Many of us who watch the economy are slaves to what's changing in the relatively short-term, but it can be useful to anchor oneself in patterns over longer periods. Here's a graph from the 2019 Economic Report of the President which relates wealth and consumption to levels of disposable income over time.
The red line shows that total wealth has typically equal to about six years of total personal income in the US economy: a little lower in the 1970s, and a little higher in recent years at the peak of the dot-com boom in the late 1990s, the housing boom around 2006, and the present.
The blue line shows that total consumption is typically equal to about .9 of total personal income, although it was up to about .95 before the Great Recession, and still looks a shade higher than was typical from the 1950s through the 1980s.

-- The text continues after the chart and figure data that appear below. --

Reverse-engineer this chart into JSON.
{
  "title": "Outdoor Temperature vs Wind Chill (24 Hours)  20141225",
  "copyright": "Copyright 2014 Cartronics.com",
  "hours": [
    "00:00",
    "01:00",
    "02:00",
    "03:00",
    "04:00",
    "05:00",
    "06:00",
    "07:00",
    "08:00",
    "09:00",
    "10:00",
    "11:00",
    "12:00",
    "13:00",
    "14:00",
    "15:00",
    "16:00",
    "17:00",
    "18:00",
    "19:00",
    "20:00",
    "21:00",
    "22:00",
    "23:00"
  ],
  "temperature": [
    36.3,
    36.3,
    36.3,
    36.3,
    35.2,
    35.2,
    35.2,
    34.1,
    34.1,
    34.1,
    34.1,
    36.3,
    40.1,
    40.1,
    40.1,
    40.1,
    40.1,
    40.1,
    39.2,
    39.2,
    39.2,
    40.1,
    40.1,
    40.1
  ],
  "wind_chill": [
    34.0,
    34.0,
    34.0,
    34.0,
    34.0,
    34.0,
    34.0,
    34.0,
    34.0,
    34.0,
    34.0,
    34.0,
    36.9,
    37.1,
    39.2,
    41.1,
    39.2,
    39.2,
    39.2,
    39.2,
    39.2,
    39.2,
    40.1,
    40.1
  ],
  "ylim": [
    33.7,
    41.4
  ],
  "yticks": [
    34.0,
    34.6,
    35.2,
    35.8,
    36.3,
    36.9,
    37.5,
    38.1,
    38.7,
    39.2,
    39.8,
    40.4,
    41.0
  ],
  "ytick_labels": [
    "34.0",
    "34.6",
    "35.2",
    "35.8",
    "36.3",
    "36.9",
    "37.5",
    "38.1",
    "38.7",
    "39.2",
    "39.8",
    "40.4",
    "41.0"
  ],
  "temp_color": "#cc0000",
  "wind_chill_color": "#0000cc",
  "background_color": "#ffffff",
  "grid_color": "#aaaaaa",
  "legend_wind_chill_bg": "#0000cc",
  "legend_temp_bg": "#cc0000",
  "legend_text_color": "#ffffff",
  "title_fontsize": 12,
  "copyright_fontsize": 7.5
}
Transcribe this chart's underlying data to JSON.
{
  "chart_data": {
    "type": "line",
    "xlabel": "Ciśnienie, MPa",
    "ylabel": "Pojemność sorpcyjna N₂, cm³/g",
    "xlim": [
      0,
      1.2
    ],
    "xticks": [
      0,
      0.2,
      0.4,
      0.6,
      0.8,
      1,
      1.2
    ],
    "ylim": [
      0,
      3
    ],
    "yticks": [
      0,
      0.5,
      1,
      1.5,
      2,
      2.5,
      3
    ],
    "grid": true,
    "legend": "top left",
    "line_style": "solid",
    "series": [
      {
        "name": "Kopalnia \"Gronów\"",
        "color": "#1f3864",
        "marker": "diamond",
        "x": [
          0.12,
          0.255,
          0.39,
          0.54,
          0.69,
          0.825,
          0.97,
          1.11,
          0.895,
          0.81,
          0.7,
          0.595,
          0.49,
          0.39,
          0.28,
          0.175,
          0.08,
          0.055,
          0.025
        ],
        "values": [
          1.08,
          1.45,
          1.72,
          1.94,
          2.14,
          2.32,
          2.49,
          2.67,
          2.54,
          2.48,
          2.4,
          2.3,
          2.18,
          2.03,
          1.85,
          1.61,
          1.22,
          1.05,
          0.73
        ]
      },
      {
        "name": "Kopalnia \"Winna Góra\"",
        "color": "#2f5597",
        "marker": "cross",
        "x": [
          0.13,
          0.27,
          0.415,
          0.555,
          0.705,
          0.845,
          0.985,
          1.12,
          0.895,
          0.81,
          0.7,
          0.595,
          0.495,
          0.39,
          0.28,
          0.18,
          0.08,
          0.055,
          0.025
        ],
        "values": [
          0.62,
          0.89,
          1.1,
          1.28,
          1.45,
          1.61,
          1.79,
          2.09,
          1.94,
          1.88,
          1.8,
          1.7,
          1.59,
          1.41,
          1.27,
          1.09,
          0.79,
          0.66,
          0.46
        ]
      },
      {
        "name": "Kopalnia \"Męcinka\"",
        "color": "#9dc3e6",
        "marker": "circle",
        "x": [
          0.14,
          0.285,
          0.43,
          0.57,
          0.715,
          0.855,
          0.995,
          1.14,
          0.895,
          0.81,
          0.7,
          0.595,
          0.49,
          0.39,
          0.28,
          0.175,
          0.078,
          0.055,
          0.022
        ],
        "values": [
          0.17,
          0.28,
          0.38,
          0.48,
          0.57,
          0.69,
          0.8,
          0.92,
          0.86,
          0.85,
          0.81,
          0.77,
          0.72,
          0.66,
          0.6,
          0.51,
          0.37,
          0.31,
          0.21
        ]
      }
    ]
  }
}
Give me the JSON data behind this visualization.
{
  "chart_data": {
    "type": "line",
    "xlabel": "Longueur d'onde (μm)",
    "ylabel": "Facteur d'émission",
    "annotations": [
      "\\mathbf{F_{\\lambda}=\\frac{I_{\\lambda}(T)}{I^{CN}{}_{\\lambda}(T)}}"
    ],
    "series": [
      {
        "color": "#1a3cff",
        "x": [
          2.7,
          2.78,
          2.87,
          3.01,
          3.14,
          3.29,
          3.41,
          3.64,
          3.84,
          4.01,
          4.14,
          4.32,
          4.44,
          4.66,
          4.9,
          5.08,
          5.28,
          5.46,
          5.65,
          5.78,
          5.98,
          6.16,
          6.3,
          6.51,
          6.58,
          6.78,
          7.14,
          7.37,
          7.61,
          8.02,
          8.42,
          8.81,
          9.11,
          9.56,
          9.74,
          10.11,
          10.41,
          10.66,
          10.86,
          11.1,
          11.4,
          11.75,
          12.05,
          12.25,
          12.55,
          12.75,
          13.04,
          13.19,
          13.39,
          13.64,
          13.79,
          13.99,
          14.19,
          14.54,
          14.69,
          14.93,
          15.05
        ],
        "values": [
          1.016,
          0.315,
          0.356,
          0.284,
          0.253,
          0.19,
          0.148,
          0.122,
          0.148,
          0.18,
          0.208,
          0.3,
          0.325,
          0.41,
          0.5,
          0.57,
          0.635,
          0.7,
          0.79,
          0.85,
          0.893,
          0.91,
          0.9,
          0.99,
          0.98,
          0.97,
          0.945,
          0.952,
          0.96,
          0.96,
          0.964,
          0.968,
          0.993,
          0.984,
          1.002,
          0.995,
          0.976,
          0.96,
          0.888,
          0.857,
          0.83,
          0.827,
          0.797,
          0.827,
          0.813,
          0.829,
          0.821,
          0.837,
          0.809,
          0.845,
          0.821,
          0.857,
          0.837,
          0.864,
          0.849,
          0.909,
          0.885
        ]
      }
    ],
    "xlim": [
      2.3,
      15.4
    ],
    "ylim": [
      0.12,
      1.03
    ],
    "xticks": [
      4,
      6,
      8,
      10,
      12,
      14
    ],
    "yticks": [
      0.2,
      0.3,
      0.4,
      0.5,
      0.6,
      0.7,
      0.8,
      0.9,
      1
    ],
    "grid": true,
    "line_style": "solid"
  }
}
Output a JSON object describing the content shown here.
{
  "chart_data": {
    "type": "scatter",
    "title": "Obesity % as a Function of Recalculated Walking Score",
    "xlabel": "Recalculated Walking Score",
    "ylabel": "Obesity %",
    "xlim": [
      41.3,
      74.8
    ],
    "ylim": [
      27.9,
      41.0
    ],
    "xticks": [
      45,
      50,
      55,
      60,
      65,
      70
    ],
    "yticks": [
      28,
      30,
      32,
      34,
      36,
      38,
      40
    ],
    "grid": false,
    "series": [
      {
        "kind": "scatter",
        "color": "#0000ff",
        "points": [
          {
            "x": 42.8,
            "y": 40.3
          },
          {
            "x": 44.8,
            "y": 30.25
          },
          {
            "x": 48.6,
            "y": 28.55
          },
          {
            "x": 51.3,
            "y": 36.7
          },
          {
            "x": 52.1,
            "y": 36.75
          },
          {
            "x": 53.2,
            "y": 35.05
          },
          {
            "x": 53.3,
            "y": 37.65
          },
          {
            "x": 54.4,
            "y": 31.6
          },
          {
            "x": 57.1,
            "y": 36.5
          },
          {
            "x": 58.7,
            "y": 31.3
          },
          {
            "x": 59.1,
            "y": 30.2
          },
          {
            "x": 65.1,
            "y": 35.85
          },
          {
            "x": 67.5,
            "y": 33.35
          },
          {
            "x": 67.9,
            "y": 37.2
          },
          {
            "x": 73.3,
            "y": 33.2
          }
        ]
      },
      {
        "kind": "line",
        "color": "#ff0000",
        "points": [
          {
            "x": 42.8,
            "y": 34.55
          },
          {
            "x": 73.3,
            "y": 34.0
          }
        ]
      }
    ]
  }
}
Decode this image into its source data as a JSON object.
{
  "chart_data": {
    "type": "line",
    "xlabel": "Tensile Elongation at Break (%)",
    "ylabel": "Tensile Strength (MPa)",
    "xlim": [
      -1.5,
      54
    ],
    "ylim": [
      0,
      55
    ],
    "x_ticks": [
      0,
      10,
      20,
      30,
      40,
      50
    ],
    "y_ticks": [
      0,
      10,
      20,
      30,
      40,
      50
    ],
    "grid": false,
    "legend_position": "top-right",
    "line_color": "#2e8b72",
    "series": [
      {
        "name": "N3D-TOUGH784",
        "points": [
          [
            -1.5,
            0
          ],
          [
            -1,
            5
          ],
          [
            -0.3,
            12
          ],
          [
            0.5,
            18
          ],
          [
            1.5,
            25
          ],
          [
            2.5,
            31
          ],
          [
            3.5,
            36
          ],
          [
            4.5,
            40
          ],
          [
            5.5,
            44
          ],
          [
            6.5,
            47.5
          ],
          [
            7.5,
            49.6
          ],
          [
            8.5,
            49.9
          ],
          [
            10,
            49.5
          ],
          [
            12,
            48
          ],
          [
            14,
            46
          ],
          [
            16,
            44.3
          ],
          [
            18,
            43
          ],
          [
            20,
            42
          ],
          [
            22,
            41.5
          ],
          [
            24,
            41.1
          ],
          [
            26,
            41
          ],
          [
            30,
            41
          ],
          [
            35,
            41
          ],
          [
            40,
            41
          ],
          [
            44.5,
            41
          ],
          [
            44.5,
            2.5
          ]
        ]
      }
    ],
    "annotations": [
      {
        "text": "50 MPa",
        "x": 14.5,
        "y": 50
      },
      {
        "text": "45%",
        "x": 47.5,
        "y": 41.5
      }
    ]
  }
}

Total stock market wealth and total housing wealth were each typically roughly equal to disposable income from the 1950s up through the mid-1990s, although stock market wealth was higher in the 1960s and housing wealth was higher in the 1980s. Housing wealth is now at about that same long-run average, roughly equal to disposable income. However, stock market wealth has been nudging up toward being twice as high as total disposable income in the late 1990s, round 2007, and at present .
A figure like this one runs some danger of exaggerating the stability of the economy. Even small movements in these lines over a year or a few years represent big changes for many households.
What jumps out at me is the rise in long-term stock market wealth relative to income since the late 1990s. That's what is driving total wealth above its long-run average. And it's probably part of what what is causing consumption levels relative to income to be higher as well. That relatively higher level of stock market wealth is propping up a lot of retirement accounts for both current and future retirees--including my own.